Searching for a new job is a very time-consuming and stressful process. If you’re currently unemployed, it actually becomes your “full-time job”. If you are currently employed, but are looking for a new job, well – it’s like taking on a second job on top of having a job already. To get the most out of your job search, you want to be as productive as possible. There are a lot of ways to better organize your time and to direct your energy to make your job search really productive.
Below is a list of what ingredients make for a successful job search (keep in mind some of this might have been mentioned in other articles or videos already, but not as combined as it is here):
- Networking — maintain relationships with peers and others and create new ones
- Monitoring your online presence – don’t let bad stuff about you appear online
- Searching for jobs – you know the drill. Search for new opportunities on a daily basis
- Researching companies – this goes hand in hand with “searching for jobs”. Don’t apply at certain companies unless you plan on feeling miserable all the time.
- Updating resumes – customize your resume per application and of course keep it updated all the time
- Writing cover letters – customize your cover letter.
- Applying to jobs – set a goal to apply for a certain number of jobs per week
- Following up on active applications – sometimes this one is difficult or not possible, but where do-able, follow-up.
- Interviewing for jobs – if you do not have interviews lined up, practice and fine-tune answers to common interview questions. Quiz cards or “cheat sheets” make learning easier and maybe even a bit fun.
- Following up on interviews – definitely send a thank you email to the company after an interview
That’s your first 10 basic steps for what should be on your schedule for a day, a weekend, or an entire week/month. Repetition and persistence are key here. Now learn how to expand on these tips:
1) Make a daily plan for yourself.
Some things like searching for a job should be done daily, while others might be something just for a day or two during the week.
Mondays, Wednesdays, and Fridays: Network – reach out to someone in your network (think LinkedIn as an example). Just say “hello” or meet for lunch or coffee to touch base.
Tuesdays and Thursdays: Practice interview questions and answers.

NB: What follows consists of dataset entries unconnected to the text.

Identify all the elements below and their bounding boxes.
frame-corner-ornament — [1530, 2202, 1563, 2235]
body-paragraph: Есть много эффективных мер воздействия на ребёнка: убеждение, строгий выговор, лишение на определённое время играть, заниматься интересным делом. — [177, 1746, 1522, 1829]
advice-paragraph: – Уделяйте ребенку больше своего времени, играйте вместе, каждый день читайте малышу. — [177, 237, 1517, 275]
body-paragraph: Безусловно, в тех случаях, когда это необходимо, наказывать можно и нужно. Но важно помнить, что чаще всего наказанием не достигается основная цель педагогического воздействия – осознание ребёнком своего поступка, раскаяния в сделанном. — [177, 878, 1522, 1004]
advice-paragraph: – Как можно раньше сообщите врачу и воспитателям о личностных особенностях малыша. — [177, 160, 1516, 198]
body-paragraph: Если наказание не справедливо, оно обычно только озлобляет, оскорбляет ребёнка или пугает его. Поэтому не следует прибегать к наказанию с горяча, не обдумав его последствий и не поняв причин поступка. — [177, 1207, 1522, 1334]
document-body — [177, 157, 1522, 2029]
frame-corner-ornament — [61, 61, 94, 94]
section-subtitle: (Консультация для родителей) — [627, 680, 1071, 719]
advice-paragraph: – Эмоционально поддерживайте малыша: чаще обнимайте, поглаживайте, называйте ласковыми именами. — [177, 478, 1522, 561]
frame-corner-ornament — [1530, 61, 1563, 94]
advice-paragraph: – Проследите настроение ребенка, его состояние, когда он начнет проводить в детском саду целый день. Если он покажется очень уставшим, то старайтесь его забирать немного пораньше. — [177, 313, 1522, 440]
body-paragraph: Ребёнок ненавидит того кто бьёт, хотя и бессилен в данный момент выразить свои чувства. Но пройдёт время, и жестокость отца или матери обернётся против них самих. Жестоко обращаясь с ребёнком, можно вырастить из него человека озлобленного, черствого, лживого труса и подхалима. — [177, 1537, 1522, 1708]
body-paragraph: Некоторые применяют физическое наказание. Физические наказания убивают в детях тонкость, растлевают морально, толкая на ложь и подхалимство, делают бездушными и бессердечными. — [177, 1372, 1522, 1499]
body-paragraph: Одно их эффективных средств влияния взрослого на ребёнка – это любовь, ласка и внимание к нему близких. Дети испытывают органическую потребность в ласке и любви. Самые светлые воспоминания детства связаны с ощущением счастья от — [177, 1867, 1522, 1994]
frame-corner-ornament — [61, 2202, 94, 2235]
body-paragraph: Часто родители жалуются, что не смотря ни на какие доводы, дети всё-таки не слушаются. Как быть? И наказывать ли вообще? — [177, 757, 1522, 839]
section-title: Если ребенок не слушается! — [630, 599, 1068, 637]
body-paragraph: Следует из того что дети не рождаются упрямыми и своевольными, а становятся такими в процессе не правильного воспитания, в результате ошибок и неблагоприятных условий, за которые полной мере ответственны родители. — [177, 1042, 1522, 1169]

Rehearse in front of a mirror or film yourself with your cellphone camera.
Every Wednesday: Google your name and update your social networking sites if necessary.
Every Tuesday and Friday: Follow up on job applications you sent the previous week
2) Maintain a journal of your activities.
This should include a list for the jobs you’ve applied to (with which companies, on what date, to whom, and with which resume/letter, and dates of follow-up (see video how I organize resumes and cover letters for help)).
Maintain a separate list of your networking efforts. Take notes (after the meeting, phone call, or email) so that you remember the critical parts of a conversation. Follow-up as needed if you receive any potential job leads.
3) Use Twitter for your Job Search
This one might require some extra work, but it might be worth it. Some companies announce new job openings via Twitter with a link back to their website where the actual job posting is. Research companies that you like to work for and see if they use Twitter for that type of thing. Follow them accordingly.
4) Taking Notes and Keeping a Journal
Use a note-taking application to keep track of things. I use OneNote to keep track of certain job search related things. An example of what you want to keep track of is salary information you find embedded in job listings. Salary statistics published by websites and magazines are Ok, but they are very generic. Some companies or recruiters publish actually salary information for some jobs. Public Sector jobs often have detailed salary ranges posted as well. While public sector jobs usually pay less than private sector jobs, it gives you an idea of what is out there. I usually add 5% to 10% on top of public sector salary ranges to have an idea of what a private sector job might pay. Using something like Evernote or OneNote allows you to keep track of that info.
I also keep track of certain job openings – especially if I see the same job posted again a few months after I saw it already. For me that is an indicator of potential problems with a certain company or hiring manager.
Use your cellphone or electronic calendar to setup reminders for yourself. The best plan does not help you, if you forget to do something. An electronic reminder from your cellphone might help. I use the Google Calendar online to send me alerts to my phone and via email. It really helps to keep me focused and I can also block out time to make sure nothing else comes in between me and my job search efforts.